Interview with Markku Markkula, President of the Committee of the Regions
The Committee of the Regions is the voice of regions and cities in the European Union.It gathers 350 members who are regional and locally elected representatives from the 28 EU countries. Markku Markkula is the Committee of the Regions' President since February 2015.
Europe is ageing. How do you see European regional and local authorities react to the challenges this trend creates for them?
Ageing and the demographic change in Europe causes a profound shift in our towns, cities and regions; affecting policies, infrastructure and services. This presents both opportunities and challenges, which need to be identified and correctly understood in order to be addressed effectively.
We – the European Committee of the Regions (CoR) – have in our many opinions requested more societal innovations. We have highlighted on several occasions the opportunities offered by Europe's demographic challenges to fundamentally review the way our societies function and to do our best to empower everyone, young and old, to contribute actively in their communities.
We know that the Local and Regional Authorities cannot support active and healthy ageing on their own. To be able to act as political drivers and promote a positive approach to ageing as well as look for innovative solutions to support active and healthy ageing, they require a supportive legal, financial and structural framework and action at national and EU level.
What would be the key message(s) of the CoR to encourage and convince European regions to address the ageing population challenge?
In our CoR five-year policy priorities we stress the importance of a bottom-up approach. The involvement of the grassroots level is key since regions and cities are at the forefront in the implementation of social policy as well as the main providers of services such as education, healthcare and employment services - inevitably entangled with the needs of the elderly and their carers, in particular home-carers.
We play an essential role as facilitators, providers and coordinators for the delivery of services targeted towards the ageing population, and thereby have a direct impact on the quality of life in our local communities. This is also why local and regional authorities need to change their role to be more enablers of open innovation and diversified service processes, not just traditional service producers.
The World Health Organisation has developed a comprehensive approach to ageing by promoting age-friendly environments. How can the Committee of the Regions further support this approach?
We think that the best approach is the promotion of age-friendly communities where public space, transport, housing and local services are conceived with the needs of all generations in mind, fostering also solidarity and cooperation between generations. Such inclusive communities also tend to be more environmentally friendly and conducive to greater social cohesion.
Cities and regions need operate more using European partnerships: we can co-create new concepts, new instruments and new services increasingly improving accessibility and promoting mobility among older people, allowing them to stay as independent as possible.
The Committee of the Regions supported the launch of a EU Covenant on Demographic Change in 2012 (Opinion ECOS-V-026). After two years of preparation, the Covenant will be launched on 7 December 2015 in an event hosted by the Committee of the Regions. What do you expect from it? How do you see the role of the Committee of the Regions in relation to the Covenant?
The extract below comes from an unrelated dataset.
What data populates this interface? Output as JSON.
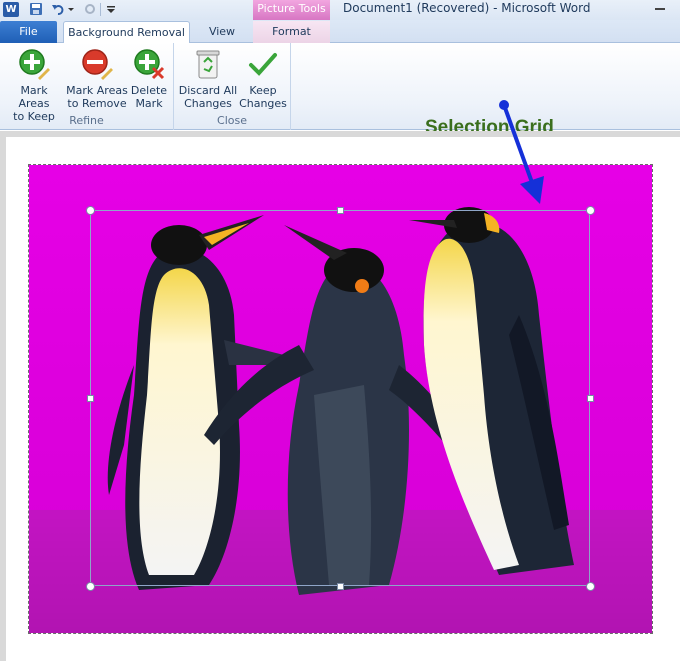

We hope that the event will foster a useful debate between all relevant actors interested in finding innovative solutions.
The Covenant will engage local and regional authorities, and other relevant stakeholders, committed to develop environments that support active and healthy ageing and contribute to increase a healthy life, enhance independent living and well-being of the elderly and create a society for all ages.
There is significant number of best practices to be found at local level and it's locally that social innovation happens and social services are delivered, as they are the best placed to assess the needs of the community. Let me just mention examples form my home region: Health Capital Helsinki, Aalto Health Factory, HealthSpa Ecosystem Booster and Laurea Living Labs. The CoR will be sharing such practices and further contribute to the debate and show how solutions at local level have been put in place and work.
The event will certainly reinforce the message that together we can find suitable solutions to tackle the challenge.